# Re: Testing for the equivalence relation

Date: 1 Jul 2005 12:42:56 -0700

Message-ID: <1120246976.568742.298870_at_g49g2000cwa.googlegroups.com>

"No, there are two equivalence classes. Period. Saying that there are 4 is sloppy terminology."

Equivalance classes, denoted with brackets:

[a] = {a, b} [b] = {a, b} [c] = {c, d} [d] = {c, d}

Distinct equivalence classes

{a,b}

{c,d}

I make my comments based on the following as a defintion of equivalence class (from Discrete Mathematics with Applications by Susan Epp). If you think it is sloppy, I suppose you'll have to take it up with the author: "Suppose A is a set and R is an equivalence relation on A. For each element a in A, the equivalence class of a, denoted [a] and called the class of a for short, is the set of all elements in A such that x is related to a by R.

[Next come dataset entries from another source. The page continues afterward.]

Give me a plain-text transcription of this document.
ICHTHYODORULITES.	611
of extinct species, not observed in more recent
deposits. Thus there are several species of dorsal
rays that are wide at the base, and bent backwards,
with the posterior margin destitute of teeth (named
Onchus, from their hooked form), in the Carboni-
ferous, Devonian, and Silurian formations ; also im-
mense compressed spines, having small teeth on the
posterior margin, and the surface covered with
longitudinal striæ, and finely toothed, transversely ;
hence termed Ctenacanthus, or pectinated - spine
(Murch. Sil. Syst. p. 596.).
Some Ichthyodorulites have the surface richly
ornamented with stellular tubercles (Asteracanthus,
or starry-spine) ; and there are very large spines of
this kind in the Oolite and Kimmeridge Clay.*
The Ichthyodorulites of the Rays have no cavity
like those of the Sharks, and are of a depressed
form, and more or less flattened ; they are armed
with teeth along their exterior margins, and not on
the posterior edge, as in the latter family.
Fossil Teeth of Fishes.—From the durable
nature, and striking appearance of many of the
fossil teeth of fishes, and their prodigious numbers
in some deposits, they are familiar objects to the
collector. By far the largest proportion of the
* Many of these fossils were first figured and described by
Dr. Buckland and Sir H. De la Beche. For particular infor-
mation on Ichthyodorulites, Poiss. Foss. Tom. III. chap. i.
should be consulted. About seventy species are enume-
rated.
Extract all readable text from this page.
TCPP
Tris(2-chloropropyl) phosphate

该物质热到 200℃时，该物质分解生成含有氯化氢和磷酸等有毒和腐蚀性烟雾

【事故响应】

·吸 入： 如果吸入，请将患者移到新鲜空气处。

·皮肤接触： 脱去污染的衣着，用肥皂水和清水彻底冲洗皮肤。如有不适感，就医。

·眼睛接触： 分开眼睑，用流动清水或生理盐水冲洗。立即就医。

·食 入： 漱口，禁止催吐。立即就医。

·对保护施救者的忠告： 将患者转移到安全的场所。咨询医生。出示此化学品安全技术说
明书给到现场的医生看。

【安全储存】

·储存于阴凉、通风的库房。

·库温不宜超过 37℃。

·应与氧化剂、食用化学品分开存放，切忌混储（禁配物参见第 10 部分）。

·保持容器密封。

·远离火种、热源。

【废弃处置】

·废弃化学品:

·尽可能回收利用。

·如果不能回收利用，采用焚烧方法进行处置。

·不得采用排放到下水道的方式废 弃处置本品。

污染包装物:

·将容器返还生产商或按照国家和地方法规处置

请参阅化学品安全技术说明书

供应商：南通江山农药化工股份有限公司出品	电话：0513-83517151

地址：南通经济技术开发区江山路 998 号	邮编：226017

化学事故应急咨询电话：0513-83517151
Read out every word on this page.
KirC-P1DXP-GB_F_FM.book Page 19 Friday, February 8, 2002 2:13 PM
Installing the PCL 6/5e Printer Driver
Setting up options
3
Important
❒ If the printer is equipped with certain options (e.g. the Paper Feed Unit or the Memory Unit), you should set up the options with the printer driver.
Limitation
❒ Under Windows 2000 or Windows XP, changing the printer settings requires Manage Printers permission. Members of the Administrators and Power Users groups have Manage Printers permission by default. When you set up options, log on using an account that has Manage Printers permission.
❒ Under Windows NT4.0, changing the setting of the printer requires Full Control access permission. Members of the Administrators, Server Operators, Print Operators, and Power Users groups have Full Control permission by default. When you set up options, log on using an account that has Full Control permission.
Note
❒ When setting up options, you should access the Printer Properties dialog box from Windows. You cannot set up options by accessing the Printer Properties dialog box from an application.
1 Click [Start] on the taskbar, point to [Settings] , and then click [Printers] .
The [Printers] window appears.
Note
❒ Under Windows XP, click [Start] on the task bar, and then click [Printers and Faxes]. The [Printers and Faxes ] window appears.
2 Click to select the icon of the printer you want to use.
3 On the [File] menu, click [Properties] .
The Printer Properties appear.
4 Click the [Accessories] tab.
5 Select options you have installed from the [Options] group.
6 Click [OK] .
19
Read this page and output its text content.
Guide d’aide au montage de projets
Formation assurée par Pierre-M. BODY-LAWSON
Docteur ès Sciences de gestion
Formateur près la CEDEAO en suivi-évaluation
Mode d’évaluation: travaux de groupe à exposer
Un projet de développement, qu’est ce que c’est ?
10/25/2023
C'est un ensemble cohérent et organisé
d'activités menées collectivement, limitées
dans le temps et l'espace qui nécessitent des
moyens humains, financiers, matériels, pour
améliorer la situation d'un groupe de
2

[a] = {x is an element of S | x R a}

- OR -

for all x in S, x is an element of [a] if, and only if, x is related to
a.

Jan: "Er, actually, you cannot. The notion of 'reflexivity' is defined
wrt.

(1) a domain and (2) a binary relation over that domain. The notion is
not really defined if you only have (2). Of course you could introduce
a

related notion that only needs (2), but that would be a different
notion."

So why wouldn't the set S suffice as being the basis of (1)?. And yes, I am curious whether another notion applies here.

> For me, one of the benfits of answering this question is that it goes a

*> long way ascertaining a distinction between type and domain.
*

Hm, you think there is a difference?

Actually, in one sense, yes and in another sense, no.

- Dan